Syria envoy warns of surge in deaths

December 30, 2012 05:34 pm | Updated November 17, 2021 02:45 am IST - Cairo

United Nations-Arab League envoy Lakhdar Brahimi warned that a delay in implementing the peaceful solution would jeopardize Syria, as well regional and global peace. Photo:AP

United Nations-Arab League envoy Lakhdar Brahimi warned that a delay in implementing the peaceful solution would jeopardize Syria, as well regional and global peace. Photo:AP

United Nations-Arab League envoy Lakhdar Brahimi on Sunday outlined a solution to end the conflict in Syria, saying there is a “wide international consensus” on the formula.

“This political solution includes a ceasefire, the formation of a transition government with full powers and other steps leading to elections,” he said in Cairo, without providing further details.

Mr Brahimi was speaking after talks in Cairo with Arab League head Nabil al-Arabi.

The veteran Algerian diplomat warned that a delay in implementing the peaceful solution would jeopardize Syria, as well regional and global peace.

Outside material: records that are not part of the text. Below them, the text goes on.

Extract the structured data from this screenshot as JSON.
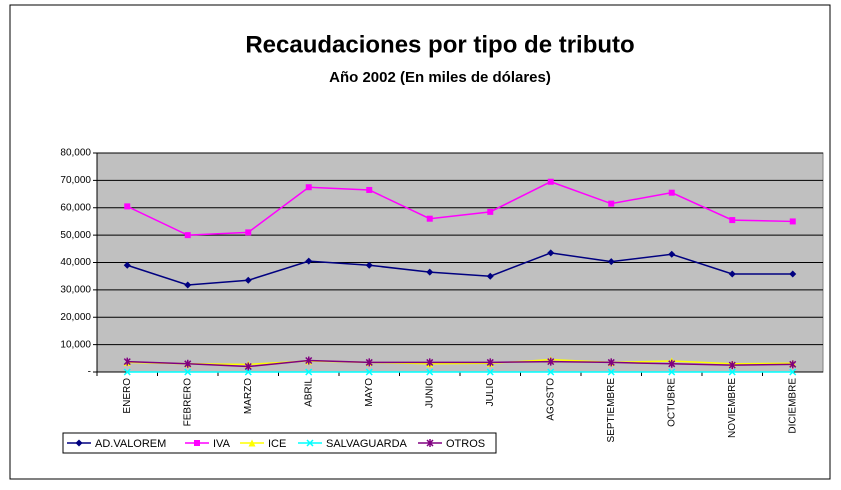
{
  "chart_data": {
    "type": "line",
    "title": "Recaudaciones por tipo de tributo",
    "subtitle": "Año 2002  (En miles de dólares)",
    "categories": [
      "ENERO",
      "FEBRERO",
      "MARZO",
      "ABRIL",
      "MAYO",
      "JUNIO",
      "JULIO",
      "AGOSTO",
      "SEPTIEMBRE",
      "OCTUBRE",
      "NOVIEMBRE",
      "DICIEMBRE"
    ],
    "series": [
      {
        "name": "AD.VALOREM",
        "color": "#000080",
        "values": [
          39000,
          31800,
          33500,
          40500,
          39000,
          36500,
          35000,
          43500,
          40300,
          43000,
          35800,
          35800
        ]
      },
      {
        "name": "IVA",
        "color": "#ff00ff",
        "values": [
          60500,
          50000,
          51000,
          67500,
          66500,
          56000,
          58500,
          69500,
          61500,
          65500,
          55500,
          55000
        ]
      },
      {
        "name": "ICE",
        "color": "#ffff00",
        "values": [
          3500,
          3000,
          2800,
          4000,
          3500,
          3000,
          3200,
          4500,
          3500,
          4000,
          3000,
          3200
        ]
      },
      {
        "name": "SALVAGUARDA",
        "color": "#00ffff",
        "values": [
          0,
          0,
          0,
          0,
          0,
          0,
          0,
          0,
          0,
          0,
          0,
          0
        ]
      },
      {
        "name": "OTROS",
        "color": "#800080",
        "values": [
          3800,
          3000,
          2000,
          4200,
          3500,
          3500,
          3500,
          3800,
          3500,
          3000,
          2500,
          2800
        ]
      }
    ],
    "ylim": [
      0,
      80000
    ],
    "yticks": [
      {
        "value": 0,
        "label": "-"
      },
      {
        "value": 10000,
        "label": "10,000"
      },
      {
        "value": 20000,
        "label": "20,000"
      },
      {
        "value": 30000,
        "label": "30,000"
      },
      {
        "value": 40000,
        "label": "40,000"
      },
      {
        "value": 50000,
        "label": "50,000"
      },
      {
        "value": 60000,
        "label": "60,000"
      },
      {
        "value": 70000,
        "label": "70,000"
      },
      {
        "value": 80000,
        "label": "80,000"
      }
    ],
    "grid": true,
    "legend": "bottom-left",
    "plot_background": "#c0c0c0"
  }
}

“The situation in Syria is very bad and worsening,” he said.

“The pace of worsening is increasing,” he added, predicting that 50,000 more people will be killed in Syria next year if the conflict is not resolved.

The Syrian opposition has repeatedly said a political solution to end the country’s 22-month conflict is impossible unless President Bashar al-Assad steps down.

More than 45,000 people have been killed in Syria since the conflict started in March last year, according to the opposition.

Mr Brahimi met with al-Assad in Damascus earlier in the week, but did not share details of those talks.

The peace envoy also met with Russian Foreign Minister Sergey Lavrov in Moscow on Saturday.

Russia, a major ally of Syria, said that Mr al-Assad was not planning to relinquish power.

In Syria, opposition activists said government’s jets bombarded some pro-rebel towns on the outskirts of Damascus.

Fighting was meanwhile raging between al-Assad’s troops and rebels in the towns of Harsta and Arabeen near Damascus said the opposition Syrian Observatory for Human Rights. It did not give casualty figures.

The rebels have been fighting government troops in and around Damascus for weeks, raising the possibility that Mr al-Assad could lose his hold on the capital.

The Britain-based Observatory reported that unknown gunmen had shot dead Sheikh Abdullah Saleh, a local official loyal to al-Assad in the north-eastern province of al-Raqqa.

News from Syria is hard to verify as authorities have barred most foreign media from the country since the start of the pro-democracy uprising.